D'après une étude publiée récemment, les avions hybrides et électriques pourraient prendre en charge une partie des vols de moins de 500 kilomètres en Europe à partir de 2030. Cette évolution, portée par les progrès technologiques et les objectifs de réduction des émissions de CO2, pourrait transformer le transport aérien régional.
Une part significative du trafic aérien court concernée
L'étude, réalisée par le cabinet de conseil en stratégie Roland Berger, indique que ces avions pourraient représenter jusqu'à 30 % des vols de moins de 500 kilomètres en Europe d'ici 2030. Ces liaisons, souvent assurées par des turbopropulseurs ou des jets régionaux, sont particulièrement adaptées à une électrification, en raison de leur courte durée et de leur fréquence élevée.
Selon les auteurs, les avions hybrides, combinant moteur thermique et moteur électrique, offriraient une autonomie suffisante pour ces trajets, tout en réduisant la consommation de carburant et les émissions de gaz à effet de serre. Les avions 100 % électriques, bien que plus limités en autonomie, pourraient également être utilisés sur des lignes très courtes, comme les navettes entre îles ou les vols régionaux à faible charge.
Des défis technologiques et réglementaires à surmonter
Le déploiement de ces appareils dépendra de plusieurs facteurs. Tout d'abord, les avancées dans les batteries et les systèmes de propulsion électrique sont cruciales. Les chercheurs travaillent sur des batteries plus légères et plus denses en énergie, capables de supporter les cycles de charge et de décharge fréquents imposés par les vols courts.
Ensuite, les infrastructures aéroportuaires devront être adaptées pour accueillir ces nouveaux appareils, notamment en termes de bornes de recharge et de maintenance spécialisée. Les compagnies aériennes devront également former leurs pilotes et leur personnel au sol à ces nouvelles technologies.
Enfin, la réglementation européenne devra évoluer pour certifier ces avions et intégrer leur utilisation dans le système de gestion du trafic aérien. L'Agence européenne de la sécurité aérienne (AESA) travaille déjà sur des normes pour les aéronefs électriques et hybrides.

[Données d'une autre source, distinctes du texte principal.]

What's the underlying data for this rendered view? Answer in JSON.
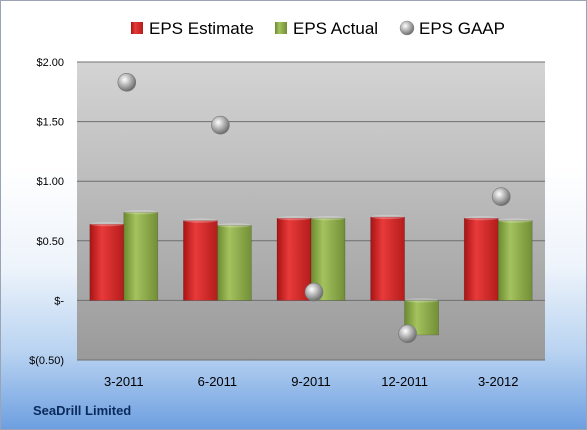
{
  "footer": {
    "company": "SeaDrill Limited"
  },
  "chart_data": {
    "type": "bar",
    "categories": [
      "3-2011",
      "6-2011",
      "9-2011",
      "12-2011",
      "3-2012"
    ],
    "series": [
      {
        "name": "EPS Estimate",
        "type": "bar",
        "color": "#d42a2a",
        "values": [
          0.64,
          0.67,
          0.69,
          0.7,
          0.69
        ]
      },
      {
        "name": "EPS Actual",
        "type": "bar",
        "color": "#8aa84a",
        "values": [
          0.74,
          0.63,
          0.69,
          -0.29,
          0.67
        ]
      },
      {
        "name": "EPS GAAP",
        "type": "scatter",
        "color": "#a9a9a9",
        "values": [
          1.83,
          1.47,
          0.07,
          -0.28,
          0.87
        ]
      }
    ],
    "y_ticks": [
      {
        "value": 2.0,
        "label": "$2.00"
      },
      {
        "value": 1.5,
        "label": "$1.50"
      },
      {
        "value": 1.0,
        "label": "$1.00"
      },
      {
        "value": 0.5,
        "label": "$0.50"
      },
      {
        "value": 0.0,
        "label": "$-"
      },
      {
        "value": -0.5,
        "label": "$(0.50)"
      }
    ],
    "ylim": [
      -0.5,
      2.0
    ],
    "grid": true,
    "legend_position": "top"
  }
}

Un impact environnemental positif mais limité
Selon l'étude, le remplacement d'une partie des vols de moins de 500 km par des avions hybrides ou électriques pourrait réduire les émissions de CO2 du secteur aérien européen de 5 à 10 % d'ici 2030. Bien que modeste, cette réduction contribuerait aux objectifs de l'Union européenne de devenir neutre en carbone d'ici 2050.
Les vols de moins de 500 km représentent environ 25 % du trafic aérien européen, mais seulement 5 % des émissions de CO2, car ils sont souvent effectués avec des appareils plus petits et sur des distances plus courtes. Néanmoins, ils sont souvent critiqués pour leur impact environnemental par passager-kilomètre.
Des initiatives industrielles déjà lancées
Plusieurs constructeurs aéronautiques, comme Airbus et le suédois Heart Aerospace, développent déjà des prototypes d'avions hybrides et électriques. Airbus prévoit de mettre en service un avion hybride à turbine à gaz et à moteur électrique d'ici 2035, tandis que Heart Aerospace vise une entrée en service de son avion ES-19, capable de transporter 19 passagers, dès 2026.
Ces projets sont soutenus par des financements publics et privés, notamment dans le cadre du programme de recherche européen Clean Aviation, qui vise à accélérer le développement de technologies de décarbonation pour l'aviation.
Un avenir incertain mais prometteur
Malgré ces avancées, des incertitudes demeurent. Le coût des batteries et des systèmes électriques reste élevé, et leur durée de vie est encore limitée. De plus, la production d'électricité nécessaire pour recharger ces avions devra être décarbonée pour que le bilan environnemental soit réellement positif.
Néanmoins, les experts estiment que l'électrification des vols courts est une étape nécessaire vers une aviation plus durable. Comme le souligne le rapport, « l'hybridation et l'électrification des avions régionaux constituent une opportunité unique de réduire l'empreinte carbone du transport aérien tout en maintenant la connectivité des territoires ».
Conclusion
En résumé, les avions hybrides et électriques pourraient effectuer une partie des vols de moins de 500 kilomètres en Europe dès 2030, selon l'étude de Roland Berger. Cette transition, bien que complexe, pourrait contribuer à réduire les émissions de CO2 du secteur aérien et à répondre aux exigences climatiques de l'Union européenne. Les acteurs de l'industrie aéronautique sont déjà engagés dans cette voie, mais des efforts supplémentaires sont nécessaires en matière de technologie, d'infrastructures et de réglementation pour concrétiser cette perspective.